Como diversas cidades que passam pelo processo de crescimento, em meio ao boom do enoturismo, Espírito Santo do Pinhal também enfrenta algumas das “dores do crescimento”, como falta de mão de obra qualificada, insumos para a vinificação e estrutura para expansão dos negócios.

Conforme divulgado pela prefeitura, uma das principais demandas dos novos empreendimentos são os trabalhadores para o segmento de serviços, por conta da chegada de novos hotéis, bares e restaurantes.
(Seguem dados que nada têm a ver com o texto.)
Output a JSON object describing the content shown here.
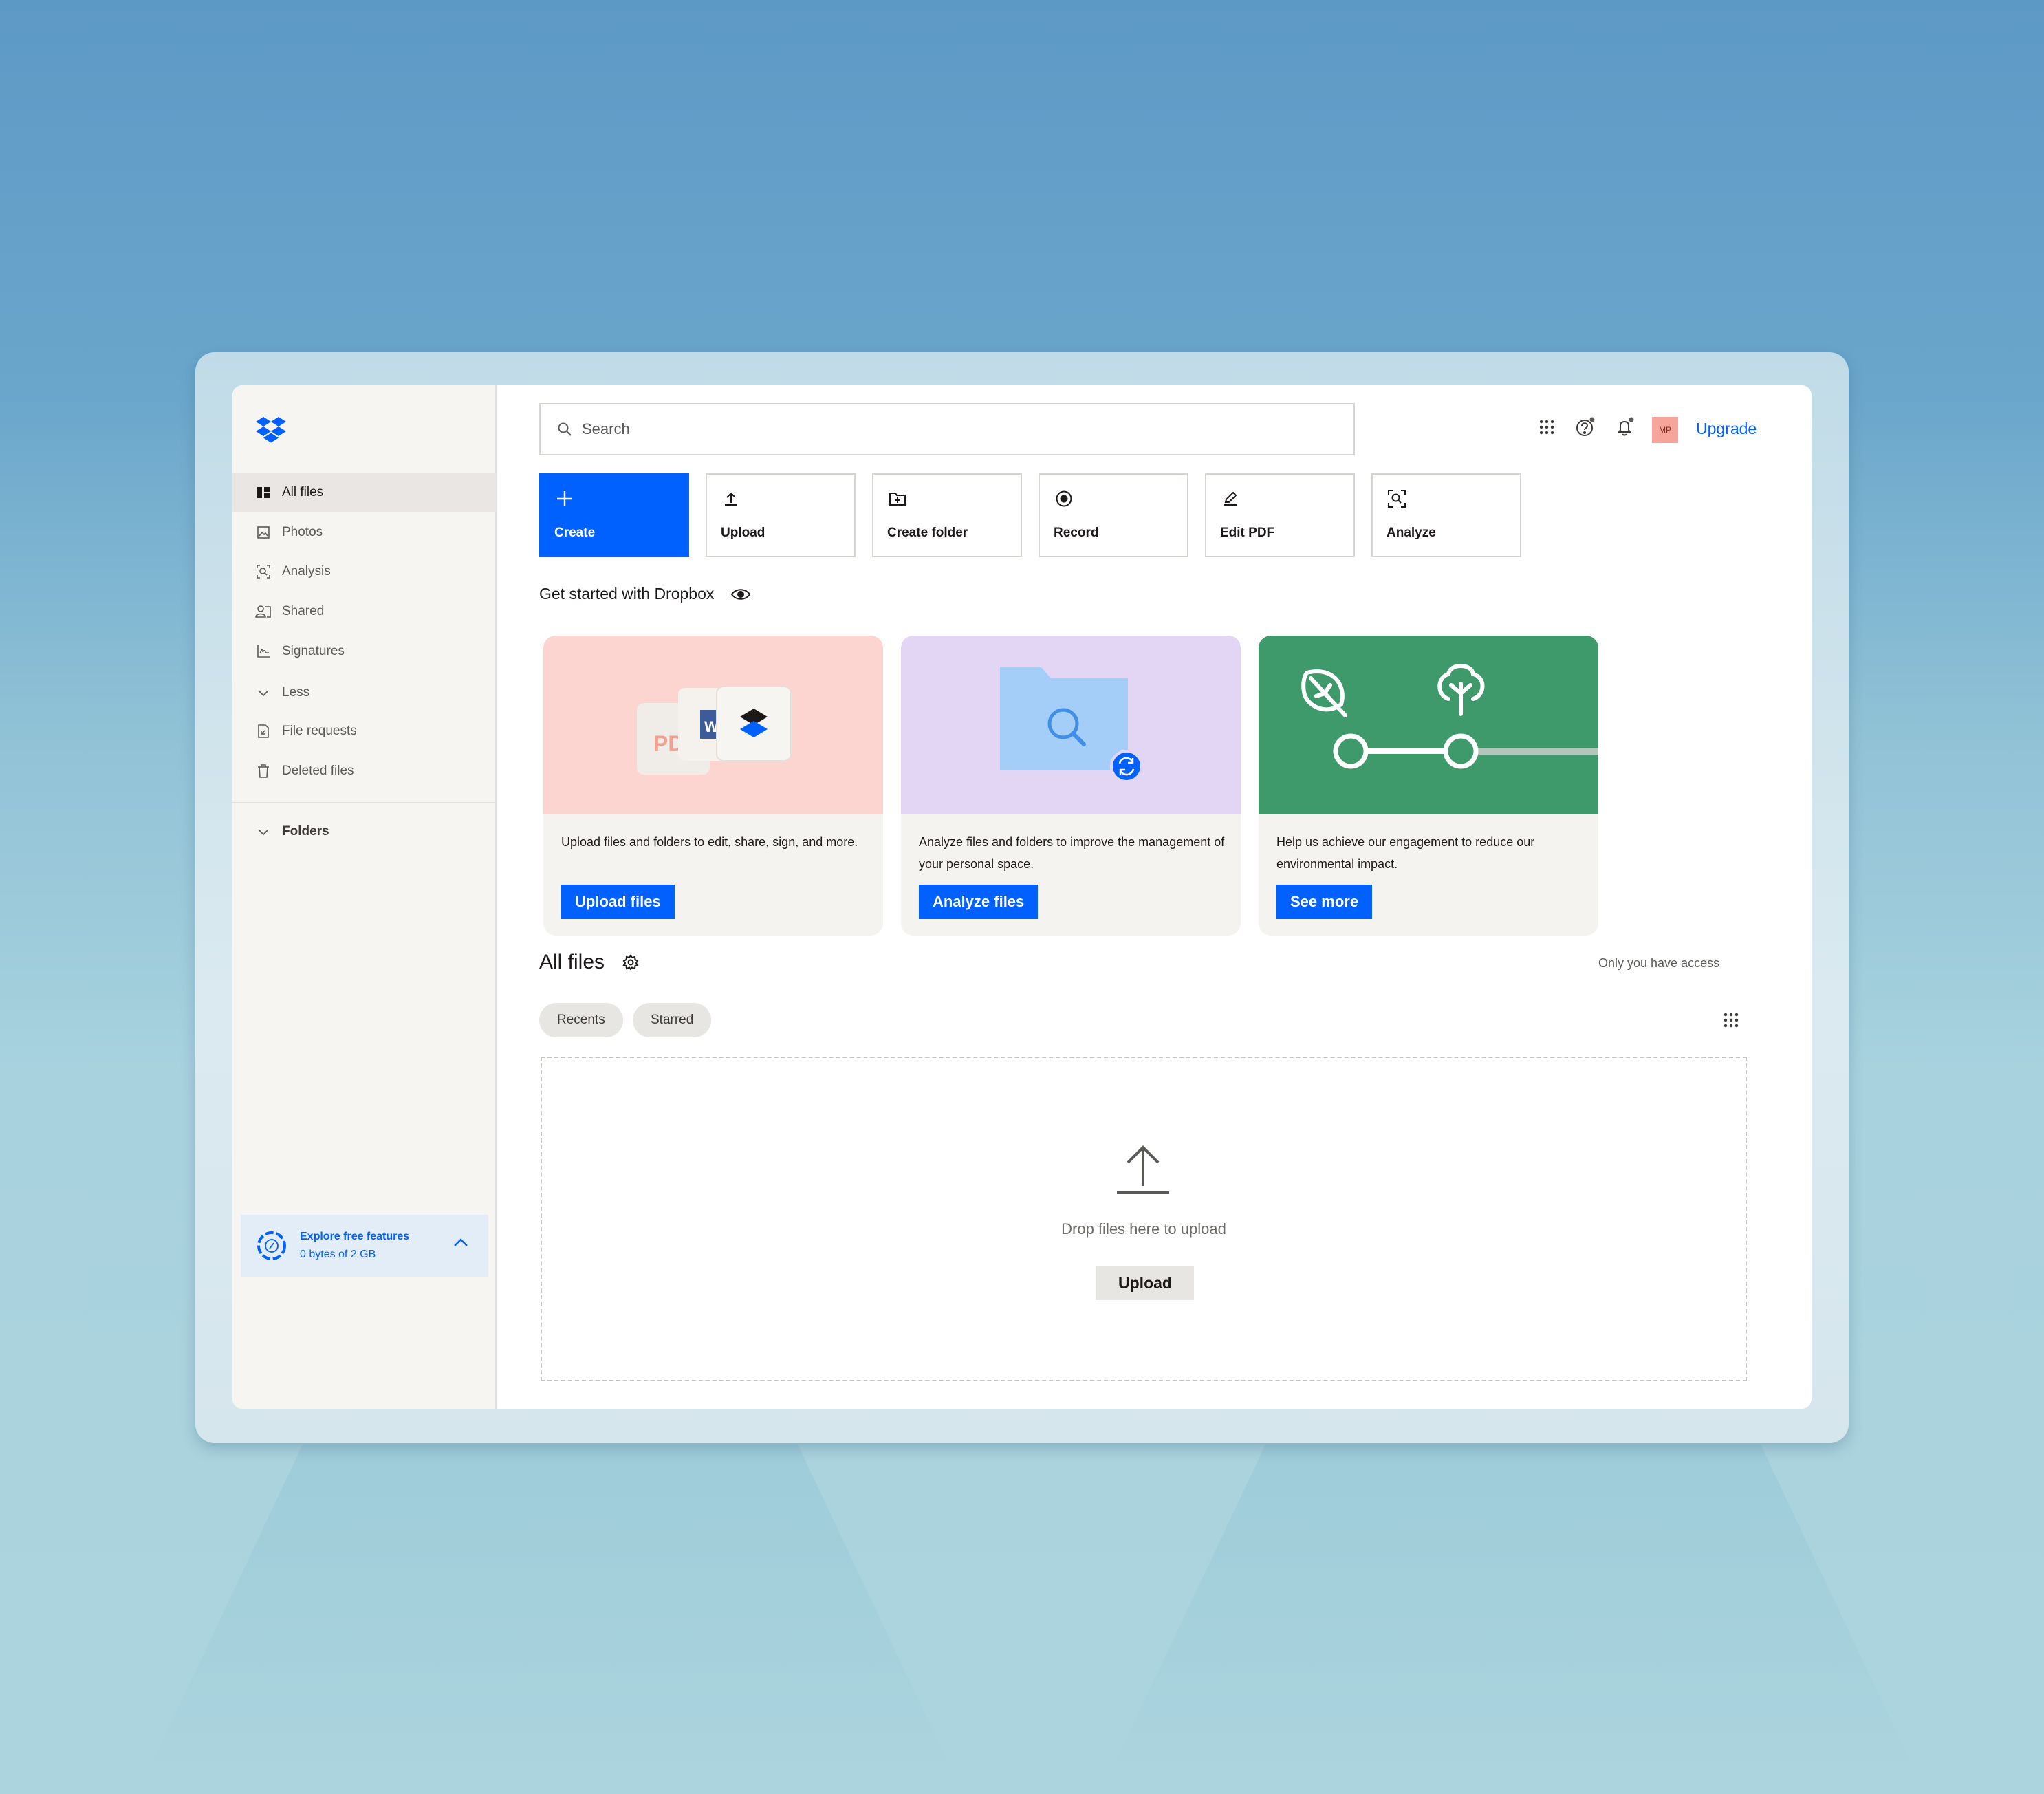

Para resolver o problema, o executivo municipal conta com algumas parcerias com entidades de formação profissional e também com as iniciativas particulares de cada companhia.

No caso da Guaspari, para dar conta da demanda pelos profissionais do atendimento do vinho, a companhia tem realizado projetos de formação interna, que vão desde cursos de atendimento ao cliente até aperfeiçoamento dos sommeliers da casa, com a mentoria de um especialista vindo de fora do País. “Nós não tínhamos essa tradição na cidade. Eu tenho gente que era rurícola e passou a trabalhar com atendimento ao público”, diz Fabrizia Zucherato. “O modelo mais sustentável é trazer esses profissionais direito da nossa cidade.”

Para Fábio Lenk, professor do IFSP, além das questões do atendimento, outra demanda considerada importante para o sucesso da nova empreitada de Espírito Santo do Pinhal é a capacidade local de processar toda a uva colhida na região, já que neste tipo de cultivo, diferentemente do tradicional café, não é possível armazenar por muito tempo os insumos. “Ter como processar toda a uva é fundamental para esse setor”, diz. “São problemas que ainda terão de ser resolvidos.”